London 2012 Olympics ticket sales spark second round of anger

Olympic Stadium new turf

The Olympic Stadium, picture taken by the Stadium webcam on Monday 28 March. Photo: ODA

Powered by Guardian.co.ukThis article titled “London 2012 Olympics ticket sales spark second round of anger” was written by Owen Gibson, for The Guardian on Sunday 26th June 2011 20.31 UTC

London 2012 organisers are braced for more anger after thousands of people who missed out on tickets for the Games in the first ballot were again disappointed, despite their applications being confirmed in last week’s second-chance sale.

The ticketing system slowed to a crawl shortly after 6am on Friday morning when the 1.2 million people who failed to secure a ticket in the first phase were invited to apply for a further 2.3m tickets. But it has emerged that of the 150,000 applications so far processed, about 10% have ended up with nothing at all, despite being told initially they had secured tickets.

There were 24 sports in the second-round sale, 18 of which sold out by Friday evening. Boxing and weightlifting joined the sold-out list on Saturday. Only football, volleyball, Greco-Roman wrestling and freestyle wrestling remained for sale on Sunday.

“Over 130,000 more people will now have tickets to the Games following the first day of the second-chance sale on Friday,” said London 2012 organising committee (Locog) chairman Lord Coe. “We know there is still some disappointment from those who were not successful in their requests, but we will continue do everything we can to get them to the Games.”

Coe added: “Over a million new tickets will be offered to the British public next year from contingency seats, once venues are tested and licensed, and we aim to get as many of these tickets as possible into the hands of customers who have missed out to date.”

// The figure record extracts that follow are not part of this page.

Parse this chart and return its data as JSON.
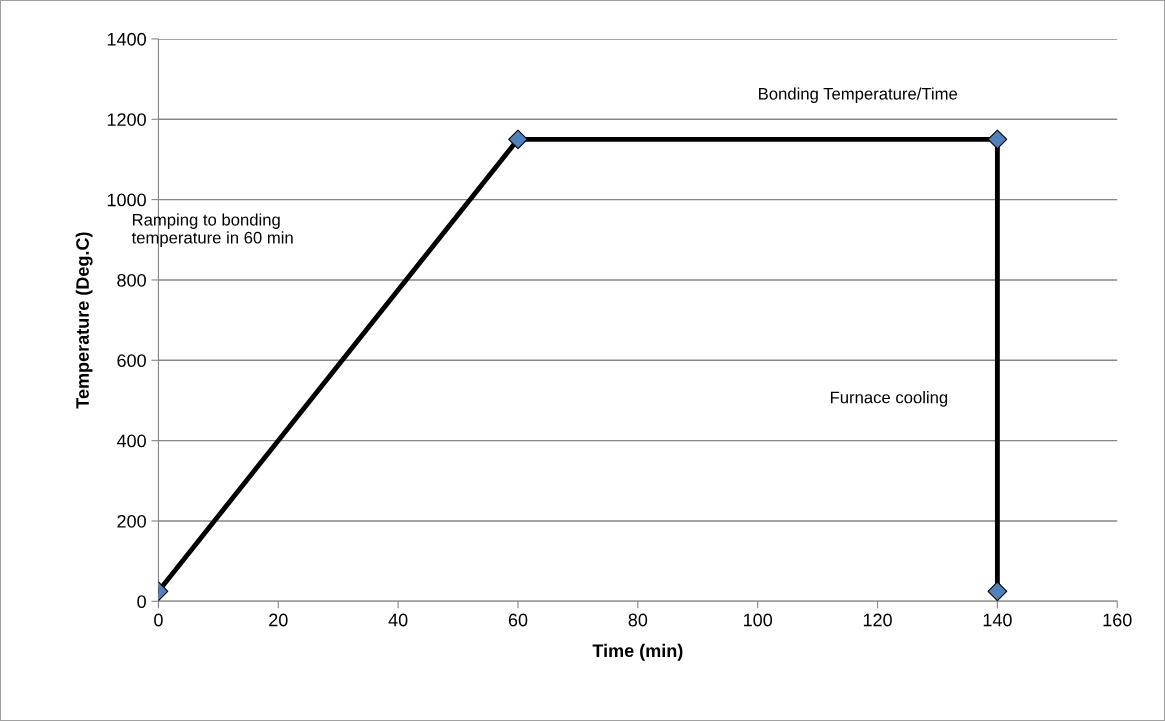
{
  "chart_data": {
    "type": "line",
    "xlabel": "Time (min)",
    "ylabel": "Temperature (Deg.C)",
    "x": [
      0,
      60,
      140,
      140
    ],
    "series": [
      {
        "color": "#000000",
        "colors": [
          "#4f81bd",
          "#4f81bd",
          "#4f81bd",
          "#4f81bd"
        ],
        "values": [
          25,
          1150,
          1150,
          25
        ]
      }
    ],
    "xlim": [
      0,
      160
    ],
    "xticks": [
      0,
      20,
      40,
      60,
      80,
      100,
      120,
      140,
      160
    ],
    "ylim": [
      0,
      1400
    ],
    "yticks": [
      0,
      200,
      400,
      600,
      800,
      1000,
      1200,
      1400
    ],
    "grid": "y",
    "marker": "diamond",
    "line_style": "solid",
    "legend": false,
    "annotations": [
      "Bonding Temperature/Time",
      "Ramping to bonding\ntemperature in 60 min",
      "Furnace cooling"
    ]
  }
}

Many tens of thousands more will have got some of the tickets they expected, but not all of them. In all, 150,000 applications have so far been processed in the second round for about 850,000 tickets.

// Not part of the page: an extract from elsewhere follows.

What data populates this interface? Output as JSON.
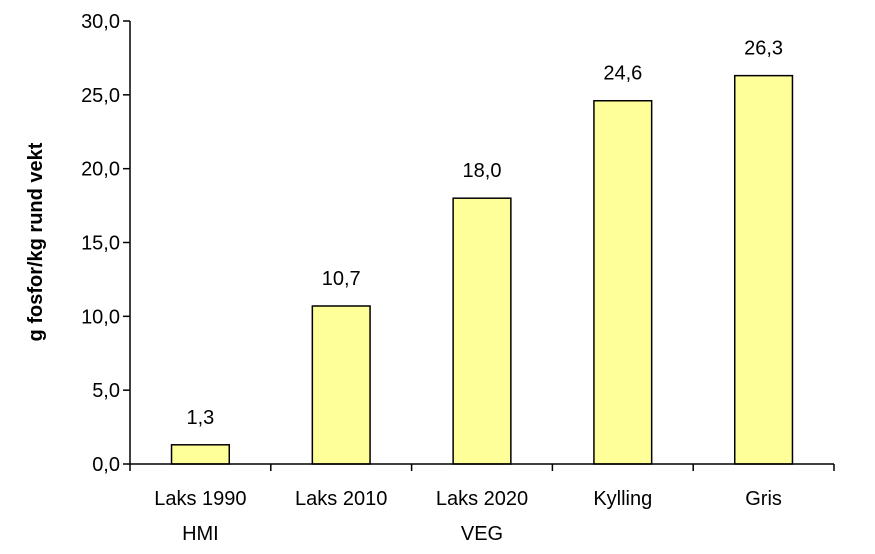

With just 40,000 tickets remaining for the athletics, they were all snapped up in the first 15 minutes. Only 600,000 of the 2.3m tickets on sale in the second phase were for sports other than football.

During the first frantic two hours of sale – when many reported the website was telling them to try again later and were unable to submit their application – 10 sports sold out in total.

Because the technology used by Ticketmaster, the official ticketing partner of Locog, was not a truly “live” system it relied on someone manually updating the website when tickets were no longer available. Such was the deluge of applicants for athletics in particular that a sizeable minority went all the way through the system, entered their payment details and received a confirmation email, only to find later that they did not get the tickets they had applied for after all.

“Just under 90% received tickets, subject to payment,” said Locog. “Around 10% have not been successful due to the massive demand during the first two hours of sales where 10 sports sold out, some within 15 minutes.

“Emails are being sent to applicants today and whilst more applicants now have tickets to the Games, we know that there are still some disappointed customers and we will do everything we can to get them to the Games.”

” More than 1m new tickets will be offered to the British public next year from contingency seats, once venues are tested and licensed, and we aim to get as many of these tickets as possible into the hands of customers who have missed out to date.”

Locog said it had always stressed that tickets were not confirmed until applicants received their second email 48 hours later.

However, it was originally thought that people would miss out only in exceptional circumstances and the vast majority of those whose applications were accepted would get the tickets they wanted.

Lord Coe has promised that at least two-thirds of the original 1.9 million applicants will get a ticket. The 700,000 who did get tickets in the first phase will have another chance to apply for what’s left – which is likely to be football and a handful of other sports – from 8 July. The remaining 1.2m tickets will go on sale from December.

Locog, criticised over aspects of the first phase of ticket sales when 3m of the 6.6m tickets on offer were sold, also had to face renewed criticism of the number that went to European applicants.

Under EU law, tickets from Locog’s application had to be made available to European purchasers. Conversely, buyers from the UK can apply for tickets from the allocations of European sellers.

Locog revealed earlier this month that 5%, or about 150,000, of the allocation had been bought by European purchasers but MPs have again criticised the process.

“Over 95% of the tickets sold in the first round went to the British public,” said Locog. “We didn’t market the tickets outside the UK, but EU law means we can’t restrict their sale within the EU based on where people live. Lots of Britons have been trying to buy tickets through agents in Europe, so it works both ways.”